InuYasha Fan Fiction ❯ Spazztic Butt Chickens! ❯ They're coming... ( Chapter 2 )

[ T - Teen: Not suitable for readers under 13 ]

Disclaimer: u know what goes here

AN: I'm not getting anything so I made it up myself…. Huh?

>.< (is it just me or does that smiley remind u of cartmen from south park?)

"Wind Tun-"

"What the he-?!"

The group was plopped down on the remains of the honey bucket…. Where a certain person was typing.

"Hey you people get off my SECRET EVIL PLOTTING HONEY BUCKET!!!!!"

Everyone jumps off and start looking freaked out.

"I'm not freaked out, cause I could just tear you to pieces."

"Sit!"

Inu Yasha goes headfirst into some stuff that leaked out.

"Holy CRAP!"

Idiotic laughing can be heard from inside the thing.

"Why the hell did you do that wench?!"

"You were being very rude and I was just trying to be nice to the idiot who brought us here. But this does look a lot like my era."

"Does that mean there's chocolate here?" Shippo looked at Kagome with the cutest puppy dog eyes he could manage. This made Kagome think he was the cutest thing in the world… even more than the crap covered hanyou. (You've gotta wonder, eh?)

Miroku noticed a scantily dressed woman standing by the side of the road.

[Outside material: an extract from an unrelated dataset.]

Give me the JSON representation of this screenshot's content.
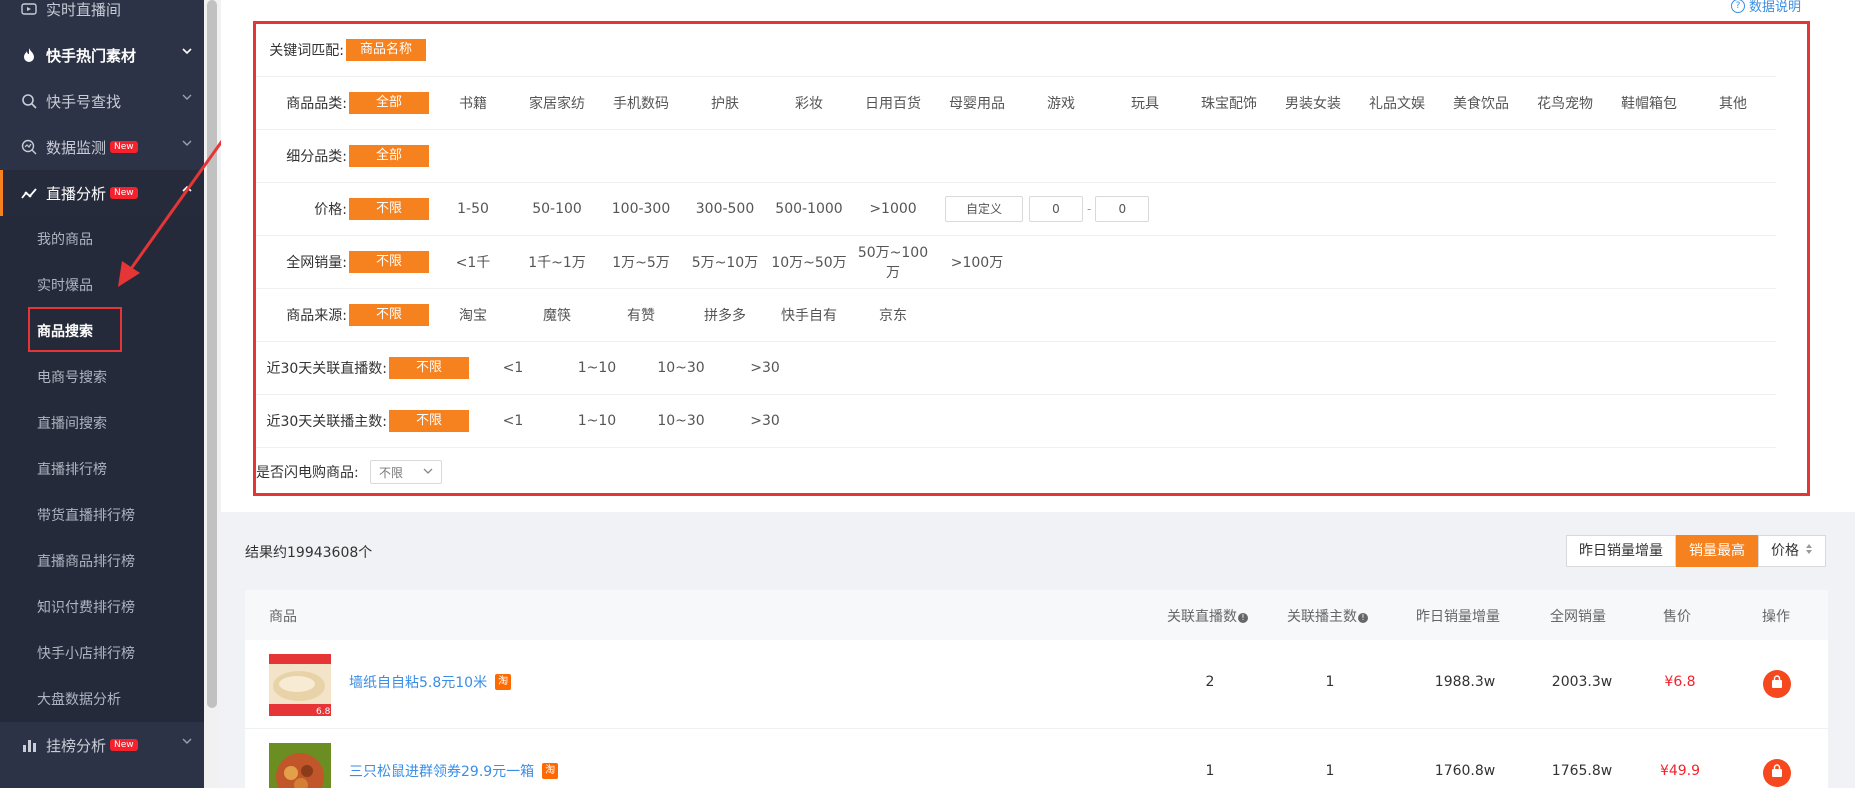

"Excuse me but I couldn't help but notice your beautifulness and have to ask."

"Ask what doll?"

"Will you bear my child?"

The `woman' smiled at Miroku and said,

"I'm sorry doll, but you should ask one of them for children. But I could always give you a little present…"

Kagome knew that the `woman' was actually a gay cross dresser, but she couldn't tell Miroku because some magical invisible tape appeared on her mouth.

Sango was getting mad at Miroku cause she wanted to beat Miroku up again. So that's what she would have done if some magical invisible rope tied her arms to her sides.

Inuyasha didn't care so he just sat down and started hitting Shippo.

And Shippo was too busy trying to get away from Inuyasha to say anything about how the `woman' smelled like a man.

"How's about I give you my treat in a minute, as long as a cab comes up soon. Okay?"

Miroku just nodded and soon the cab to hell took both the pervert and gay cross dresser away to their fates.

And no one could have cared less.

>-<

AN: he he he he….. wont be seeing that guy again!